The FOMC’s decision to cut the Fed funds rate by 25 basis points was hardly a surprise. In fact, the markets had pretty much been pricing in this move since Fed Chair Powell’s Jackson Hole speech in late August. As a result, the main focus was on what the Fed might do next and when.
Bottom line: Against a backdrop where the Fed's forecasts call for slightly better growth, slightly firmer inflation, and a slightly lower unemployment rate, Fed watchers should expect the central bank to deliver more rate cuts in the coming months. At this point, the “dot plot” is signalling that a reasonable base case would be for the Fed funds rate to be 50 bps lower by year-end 2025, with one additional cut likely in 2026. This rate path would be in line with our own expectations between now and the end of Fed Chair Powell’s term next May. Where we differ from the Fed’s latest projections is that we expect new Fed leadership to continue easing interest rates toward neutral, which we currently have at 3%.
The much-anticipated Fed rate cut in September should bring positive momentum for emerging markets (EM) as the resumption of the Fed easing cycle loosens financial conditions, boosts investor sentiment, and generally bodes well for risk assets. Asian economies, and assets in particular, should also stand to benefit via the following channels:
Despite continued disinflationary trends across most economies in the region and lower oil prices, policymakers have been mindful of interest-rate differentials with the US, given that narrowing differentials could trigger capital outflows and currency depreciation (we will elaborate on these two points later). For the first half of 2025, most Asian central banks maintained a cautious approach toward monetary easing despite high real policy rates (the nominal policy rate minus inflation). The Fed’s September rate cut and the expectation of further easing in the coming months should give Asian central banks the space to introduce policy rate reductions to boost their economies. Another surprise rate cut by Bank Indonesia earlier this week is a case in point.
Although growth stayed resilient amid the front-loading of trade and bilateral trade agreements between the US and many Asian economies that helped alleviate tariff uncertainty, the fact that most economies in the region run a current account surplus means the risk of “payback” and slowing exports will weigh on growth. To that end, having more room for central banks to ease will improve the regional macroeconomic outlook.
Chart 1: Key Asian central bank policy rates (real)
Source: Macrobond and Manulife Investment Management, as of 17 September 2025.

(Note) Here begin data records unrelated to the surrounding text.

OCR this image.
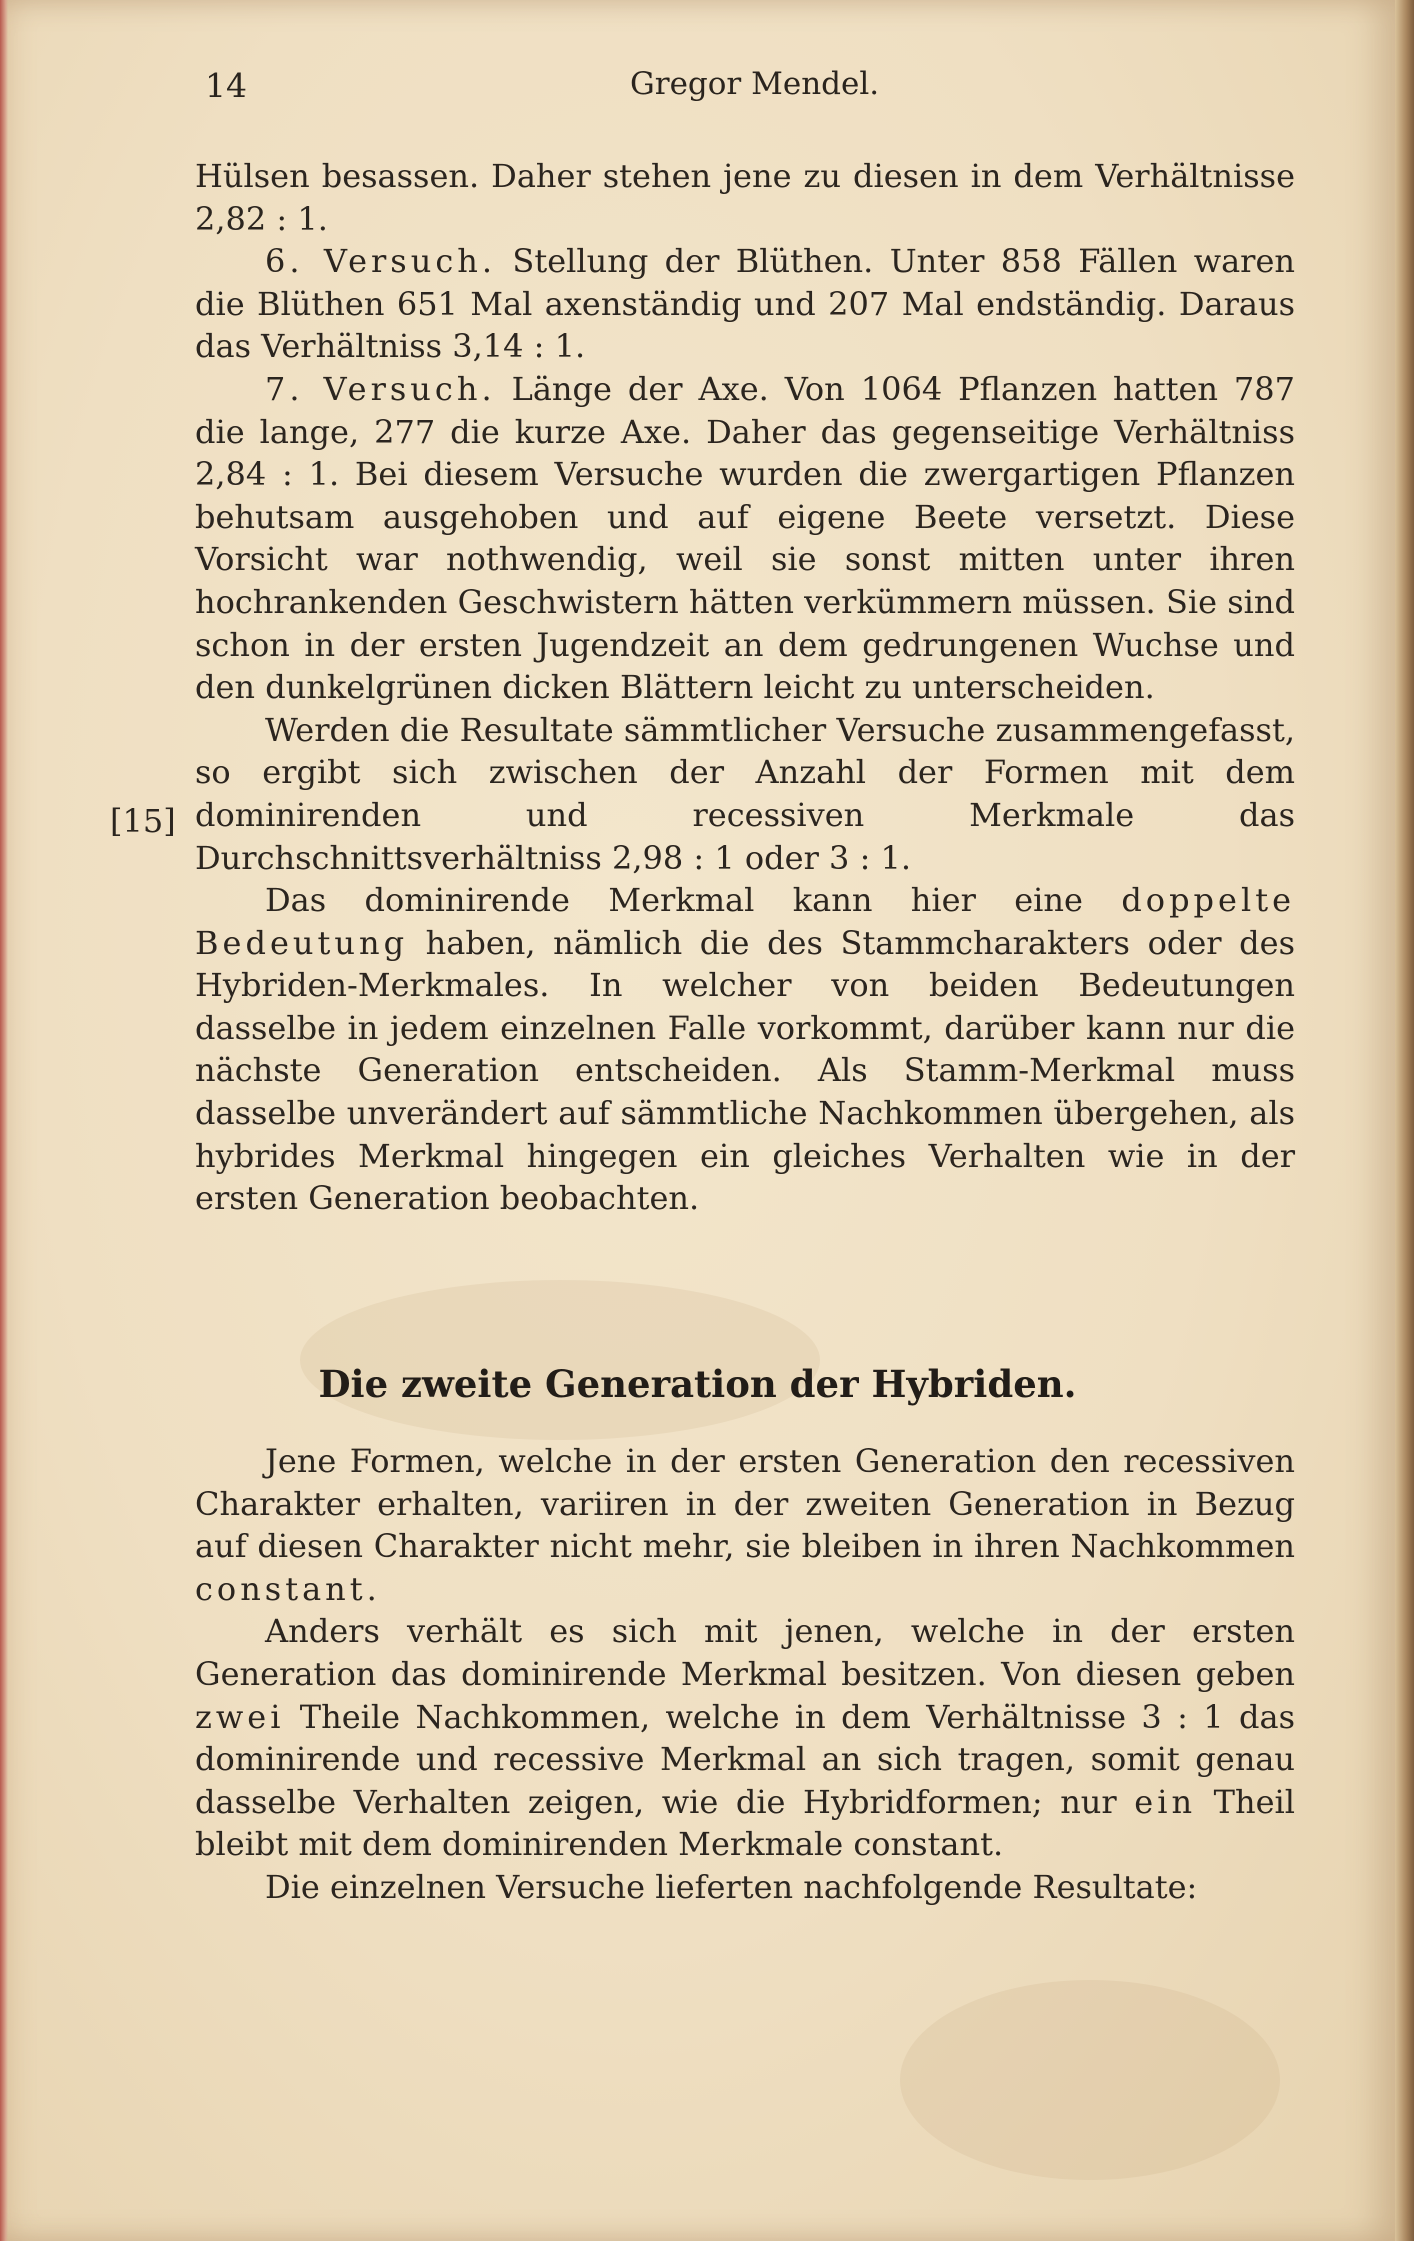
14	Gregor Mendel.

Hülsen besassen. Daher stehen jene zu diesen in dem Verhältnisse 2,82 : 1.

6. Versuch. Stellung der Blüthen. Unter 858 Fällen waren die Blüthen 651 Mal axenständig und 207 Mal endständig. Daraus das Verhältniss 3,14 : 1.

7. Versuch. Länge der Axe. Von 1064 Pflanzen hatten 787 die lange, 277 die kurze Axe. Daher das gegenseitige Verhältniss 2,84 : 1. Bei diesem Versuche wurden die zwergartigen Pflanzen behutsam ausgehoben und auf eigene Beete versetzt. Diese Vorsicht war nothwendig, weil sie sonst mitten unter ihren hochrankenden Geschwistern hätten verkümmern müssen. Sie sind schon in der ersten Jugendzeit an dem gedrungenen Wuchse und den dunkelgrünen dicken Blättern leicht zu unterscheiden.

Werden die Resultate sämmtlicher Versuche zusammengefasst, so ergibt sich zwischen der Anzahl der Formen mit dem dominirenden und recessiven Merkmale das Durchschnittsverhältniss 2,98 : 1 oder 3 : 1.

Das dominirende Merkmal kann hier eine doppelte Bedeutung haben, nämlich die des Stammcharakters oder des Hybriden-Merkmales. In welcher von beiden Bedeutungen dasselbe in jedem einzelnen Falle vorkommt, darüber kann nur die nächste Generation entscheiden. Als Stamm-Merkmal muss dasselbe unverändert auf sämmtliche Nachkommen übergehen, als hybrides Merkmal hingegen ein gleiches Verhalten wie in der ersten Generation beobachten.

[15]
Die zweite Generation der Hybriden.

Jene Formen, welche in der ersten Generation den recessiven Charakter erhalten, variiren in der zweiten Generation in Bezug auf diesen Charakter nicht mehr, sie bleiben in ihren Nachkommen constant.

Anders verhält es sich mit jenen, welche in der ersten Generation das dominirende Merkmal besitzen. Von diesen geben zwei Theile Nachkommen, welche in dem Verhältnisse 3 : 1 das dominirende und recessive Merkmal an sich tragen, somit genau dasselbe Verhalten zeigen, wie die Hybridformen; nur ein Theil bleibt mit dem dominirenden Merkmale constant.

Die einzelnen Versuche lieferten nachfolgende Resultate:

In our opinion, although the Fed is likely to stay data dependent, the rate cut in September and further easing expectations put pressure on the US dollar. What’s more, recent developments surrounding the Fed’s independence confirm our belief that there is a structural trend of greenback weakness. Asian currencies have largely underperformed their EM peers since “Liberation Day” on 2 April, given the higher tariff risk they face. However, with lower inflationary pressures and a weaker US dollar, EM Asia currencies have the scope to catch up in an environment where volatility remains low, especially for high yielders in the region. That said, we note the caveat that recent domestic political developments, especially in ASEAN economies, could impact macro policy and investor sentiment.
Chart 2: Asian currencies underperformed EM peers since Liberation day (Cumulative returns, %)
Source: Bloomberg and Manulife Investment Management, as of 17 September 2025. Past performance is not an indicative of future performance.
Asia has been on the receiving end of global inflows over the past few months, riding on the boom of the artificial intelligence (AI) and information technology themes, as well as recovering investor interest in China equities. Although the valuation edge has waned given the recent outperformance, Asian equities remain undervalued compared to many of their developed-market counterparts. On top of Asia’s relatively resilient growth, benign risk, and accommodative monetary policy backdrop, corporate reforms in major markets (including mainland China, South Korea, Japan, and Singapore) aimed at enhancing corporate governance, improving profitability and returns, will likely attract more foreign investment.